A carteira manteve os Certificados de Recebíveis do Agronegócio como pilar central, representando 69,7% do patrimônio líquido. Em paralelo, houve reforço tático em cotas de FIDC Fiagro (20,8%), pequena exposição a CRI Agro (1,0%) e posição de caixa de 8,6%, conferindo flexibilidade para novas alocações. Entre as movimentações, destacam-se vendas seletivas de CRA e um novo aporte em FIDC, alinhados à diversificação e gestão de riscos do XPCA11.
No mês, foram executadas vendas de R$ 990 mil em CRA de risco Itaueira, alienação de R$ 561 mil em CRA atrelado à UISA e desinvestimento de R$ 280 mil em CRA vinculado à ACP. Em contrapartida, a gestão aplicou R$ 800 mil no FIDC Agroforte, buscando equilibrar retorno e controle de risco em crédito estruturado. Essa rotação preserva qualidade e liquidez.
A postura cautelosa permanece, com priorização de análises criteriosas antes de empregar o caixa. Tal disciplina reflete o ambiente macro desafiador e a necessidade de mitigar a volatilidade que afeta o agronegócio e o mercado de crédito. A gestão segue comprometida com seleção rigorosa e manutenção de colchão de liquidez.

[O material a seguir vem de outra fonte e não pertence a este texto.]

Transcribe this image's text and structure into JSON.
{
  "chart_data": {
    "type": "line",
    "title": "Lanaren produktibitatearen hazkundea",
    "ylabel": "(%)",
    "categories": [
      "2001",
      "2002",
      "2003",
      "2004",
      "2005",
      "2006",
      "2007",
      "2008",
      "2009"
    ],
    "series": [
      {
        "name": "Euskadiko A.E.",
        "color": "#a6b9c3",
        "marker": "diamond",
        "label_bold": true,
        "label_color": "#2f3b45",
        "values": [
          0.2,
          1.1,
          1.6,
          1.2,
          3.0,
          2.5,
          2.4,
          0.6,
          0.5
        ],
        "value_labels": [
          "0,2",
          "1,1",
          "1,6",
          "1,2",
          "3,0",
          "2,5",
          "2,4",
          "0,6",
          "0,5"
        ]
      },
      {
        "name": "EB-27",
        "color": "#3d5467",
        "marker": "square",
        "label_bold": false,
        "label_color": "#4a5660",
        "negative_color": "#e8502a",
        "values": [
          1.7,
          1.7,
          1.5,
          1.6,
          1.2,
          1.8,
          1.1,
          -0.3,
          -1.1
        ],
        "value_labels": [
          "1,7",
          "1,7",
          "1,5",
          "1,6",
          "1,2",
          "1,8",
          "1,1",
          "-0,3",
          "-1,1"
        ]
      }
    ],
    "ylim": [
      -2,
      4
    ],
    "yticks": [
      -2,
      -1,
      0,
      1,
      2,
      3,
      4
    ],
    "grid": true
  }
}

Perspectivas para 2026 indicam incorporação de novas operações já em janeiro, condicionadas ao cenário de juros e apetite de risco. Apesar de expectativa de arrefecimento da Selic ao longo de 2026, patamares ainda elevados tendem a pressionar o fluxo de caixa de empresas, elevando o risco de crédito e exigindo originação mais seletiva.

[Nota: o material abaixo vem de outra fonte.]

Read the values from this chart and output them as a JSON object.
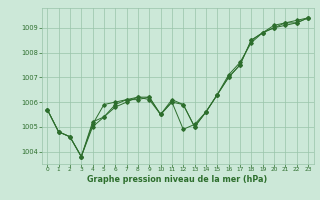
{
  "xlabel": "Graphe pression niveau de la mer (hPa)",
  "background_color": "#cce8d8",
  "grid_color": "#99c4aa",
  "line_color": "#2d6e2d",
  "marker_color": "#2d6e2d",
  "ylim": [
    1003.5,
    1009.8
  ],
  "xlim": [
    -0.5,
    23.5
  ],
  "yticks": [
    1004,
    1005,
    1006,
    1007,
    1008,
    1009
  ],
  "xticks": [
    0,
    1,
    2,
    3,
    4,
    5,
    6,
    7,
    8,
    9,
    10,
    11,
    12,
    13,
    14,
    15,
    16,
    17,
    18,
    19,
    20,
    21,
    22,
    23
  ],
  "series": [
    [
      1005.7,
      1004.8,
      1004.6,
      1003.8,
      1005.1,
      1005.9,
      1006.0,
      1006.1,
      1006.1,
      1006.2,
      1005.5,
      1006.1,
      1005.9,
      1005.0,
      1005.6,
      1006.3,
      1007.0,
      1007.5,
      1008.5,
      1008.8,
      1009.1,
      1009.2,
      1009.2,
      1009.4
    ],
    [
      1005.7,
      1004.8,
      1004.6,
      1003.8,
      1005.2,
      1005.4,
      1005.9,
      1006.1,
      1006.2,
      1006.2,
      1005.5,
      1006.0,
      1005.9,
      1005.0,
      1005.6,
      1006.3,
      1007.1,
      1007.6,
      1008.4,
      1008.8,
      1009.0,
      1009.2,
      1009.3,
      1009.4
    ],
    [
      1005.7,
      1004.8,
      1004.6,
      1003.8,
      1005.0,
      1005.4,
      1005.8,
      1006.0,
      1006.2,
      1006.1,
      1005.5,
      1006.0,
      1004.9,
      1005.1,
      1005.6,
      1006.3,
      1007.0,
      1007.5,
      1008.5,
      1008.8,
      1009.0,
      1009.1,
      1009.2,
      1009.4
    ]
  ]
}
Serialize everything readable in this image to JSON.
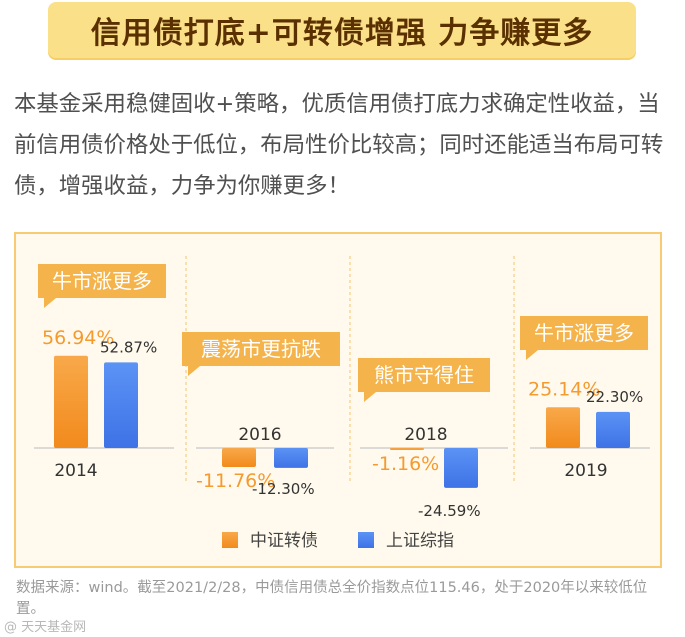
{
  "banner": {
    "title": "信用债打底+可转债增强  力争赚更多"
  },
  "intro": {
    "text": "本基金采用稳健固收+策略，优质信用债打底力求确定性收益，当前信用债价格处于低位，布局性价比较高；同时还能适当布局可转债，增强收益，力争为你赚更多！"
  },
  "chart_data": {
    "type": "bar",
    "categories": [
      "2014",
      "2016",
      "2018",
      "2019"
    ],
    "series": [
      {
        "name": "中证转债",
        "values": [
          56.94,
          -11.76,
          -1.16,
          25.14
        ]
      },
      {
        "name": "上证综指",
        "values": [
          52.87,
          -12.3,
          -24.59,
          22.3
        ]
      }
    ],
    "value_labels": [
      [
        "56.94%",
        "-11.76%",
        "-1.16%",
        "25.14%"
      ],
      [
        "52.87%",
        "-12.30%",
        "-24.59%",
        "22.30%"
      ]
    ],
    "annotations": [
      "牛市涨更多",
      "震荡市更抗跌",
      "熊市守得住",
      "牛市涨更多"
    ],
    "legend_position": "bottom",
    "grid": false,
    "colors": {
      "series_0": "#f59a2e",
      "series_1": "#4f86ee",
      "tag": "#f4b34b"
    }
  },
  "footnote": {
    "text": "数据来源：wind。截至2021/2/28，中债信用债总全价指数点位115.46，处于2020年以来较低位置。"
  },
  "watermark": {
    "text": "@ 天天基金网"
  }
}
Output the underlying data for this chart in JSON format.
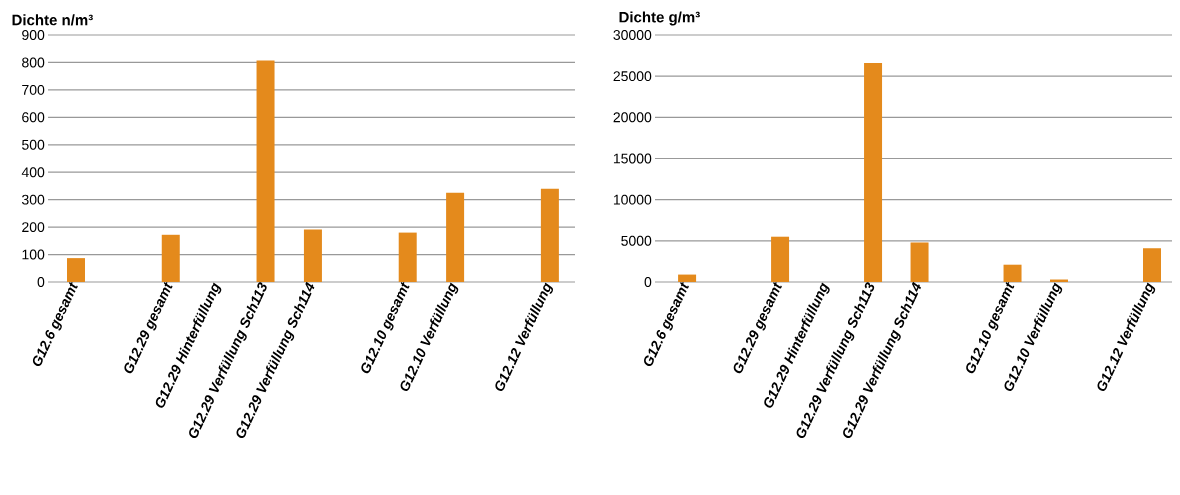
{
  "chart_data": [
    {
      "type": "bar",
      "ylabel": "Dichte n/m³",
      "categories": [
        "G12.6 gesamt",
        null,
        "G12.29 gesamt",
        "G12.29 Hinterfüllung",
        "G12.29 Verfüllung Sch113",
        "G12.29 Verfüllung Sch114",
        null,
        "G12.10 gesamt",
        "G12.10 Verfüllung",
        null,
        "G12.12 Verfüllung"
      ],
      "values": [
        87,
        null,
        172,
        null,
        807,
        191,
        null,
        180,
        325,
        null,
        340
      ],
      "color": "#e48a1c",
      "ylim": [
        0,
        900
      ],
      "yticks": [
        0,
        100,
        200,
        300,
        400,
        500,
        600,
        700,
        800,
        900
      ],
      "grid": "y"
    },
    {
      "type": "bar",
      "ylabel": "Dichte g/m³",
      "categories": [
        "G12.6 gesamt",
        null,
        "G12.29 gesamt",
        "G12.29 Hinterfüllung",
        "G12.29 Verfüllung Sch113",
        "G12.29 Verfüllung Sch114",
        null,
        "G12.10 gesamt",
        "G12.10 Verfüllung",
        null,
        "G12.12 Verfüllung"
      ],
      "values": [
        900,
        null,
        5500,
        null,
        26600,
        4800,
        null,
        2100,
        300,
        null,
        4100
      ],
      "color": "#e48a1c",
      "ylim": [
        0,
        30000
      ],
      "yticks": [
        0,
        5000,
        10000,
        15000,
        20000,
        25000,
        30000
      ],
      "grid": "y"
    }
  ]
}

No agronegócio, margens comprimidas em diversas commodities e restrição de crédito por agentes financeiros impõem desafios adicionais. Diante disso, o XPCA11 sustenta estratégia defensiva, com foco em produtores de histórico sólido e estrutura robusta, diversificação de riscos e preservação de liquidez para proteger o patrimônio dos cotistas.